Ankapur Chicken
- Place of origin: India
- Region or state: Ankapur, Telangana
- Main ingredients: Country Chicken

= Ankapur chicken =

Ankapur chicken is popular country chicken curry from Ankapur village, Nizamabad district, Telangana, India. The name is derived from the village, the place of its origin. The fiery chicken and its preparation is now considered one of the signature recipes of Telangana Region.

==History==
The dish is from a prosperous, award-winning model village in Telangana State, Ankapur village. The rich farming village is popular for its turmeric, corn, vegetables, seeds and other crops. It was popularized by a small hotels in Ankapur village in 1980s, farmers liked the simple and hot dish. It grew in popularity with the local people for its fiery taste and unique blend of ingredients. This has gradually become popular after it started in 1980s. People visiting Nizamabad town, started visiting Ankapur village to taste the popular dish.

==Preparation==
The country chicken sourced from Ankapur village that is lean, and feeds on freely-found grains and insects is key to the taste.
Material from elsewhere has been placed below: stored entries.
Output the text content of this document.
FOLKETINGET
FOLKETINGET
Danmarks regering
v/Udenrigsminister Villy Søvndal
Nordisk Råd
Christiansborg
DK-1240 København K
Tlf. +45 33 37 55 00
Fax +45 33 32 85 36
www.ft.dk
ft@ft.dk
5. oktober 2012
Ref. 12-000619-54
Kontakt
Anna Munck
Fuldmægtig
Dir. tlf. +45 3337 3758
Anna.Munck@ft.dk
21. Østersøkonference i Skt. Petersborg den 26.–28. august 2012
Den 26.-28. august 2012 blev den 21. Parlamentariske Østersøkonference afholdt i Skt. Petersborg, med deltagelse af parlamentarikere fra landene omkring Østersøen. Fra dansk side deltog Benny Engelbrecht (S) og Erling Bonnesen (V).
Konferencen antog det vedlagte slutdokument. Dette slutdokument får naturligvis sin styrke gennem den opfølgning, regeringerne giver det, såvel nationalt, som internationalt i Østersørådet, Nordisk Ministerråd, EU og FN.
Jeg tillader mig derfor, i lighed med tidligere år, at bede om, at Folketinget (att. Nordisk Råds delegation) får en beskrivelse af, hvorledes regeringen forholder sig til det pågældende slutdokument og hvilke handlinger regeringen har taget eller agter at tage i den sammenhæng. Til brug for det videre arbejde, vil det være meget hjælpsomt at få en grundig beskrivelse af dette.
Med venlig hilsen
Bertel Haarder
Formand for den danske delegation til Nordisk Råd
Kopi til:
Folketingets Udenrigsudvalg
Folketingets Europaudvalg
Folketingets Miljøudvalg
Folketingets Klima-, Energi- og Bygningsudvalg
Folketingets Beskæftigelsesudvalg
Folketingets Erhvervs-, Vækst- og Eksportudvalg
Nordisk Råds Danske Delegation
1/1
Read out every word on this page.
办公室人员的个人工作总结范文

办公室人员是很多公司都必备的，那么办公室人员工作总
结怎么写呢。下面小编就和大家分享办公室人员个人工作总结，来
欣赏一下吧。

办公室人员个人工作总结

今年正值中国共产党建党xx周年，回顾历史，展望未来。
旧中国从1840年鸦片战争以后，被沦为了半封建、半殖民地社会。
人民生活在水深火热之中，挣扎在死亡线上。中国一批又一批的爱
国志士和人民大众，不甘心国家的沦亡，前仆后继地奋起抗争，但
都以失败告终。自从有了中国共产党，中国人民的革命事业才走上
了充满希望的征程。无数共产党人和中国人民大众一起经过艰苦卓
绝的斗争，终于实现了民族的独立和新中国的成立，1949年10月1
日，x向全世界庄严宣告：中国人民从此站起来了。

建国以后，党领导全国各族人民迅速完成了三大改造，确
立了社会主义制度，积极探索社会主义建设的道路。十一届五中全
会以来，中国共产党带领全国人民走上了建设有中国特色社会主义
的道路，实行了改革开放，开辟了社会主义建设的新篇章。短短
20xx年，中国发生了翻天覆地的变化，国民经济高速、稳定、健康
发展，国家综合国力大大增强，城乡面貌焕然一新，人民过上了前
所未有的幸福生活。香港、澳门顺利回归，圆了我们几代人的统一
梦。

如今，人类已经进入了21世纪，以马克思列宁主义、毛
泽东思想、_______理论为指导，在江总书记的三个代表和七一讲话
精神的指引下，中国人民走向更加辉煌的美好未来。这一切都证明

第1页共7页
The ingredients are all locally sourced including country chicken, marinated and then cooked with onions, curry leaves, chili powder, freshly minced ginger, garlic, coconut powder, and blending Indian spices in a certain way. The chicken is burnt on a low flame and cooked in an aluminum utensil.

The popularity is because of its special recipe and prepared with country hen giving it a unique taste. The order for a whole chicken is served with the curry along with a kilo of white rice, sliced onions and lemon.

==Popularity==
It was also part of the food served to showcase Telangana cuisine in World Telugu Conference held in 2017.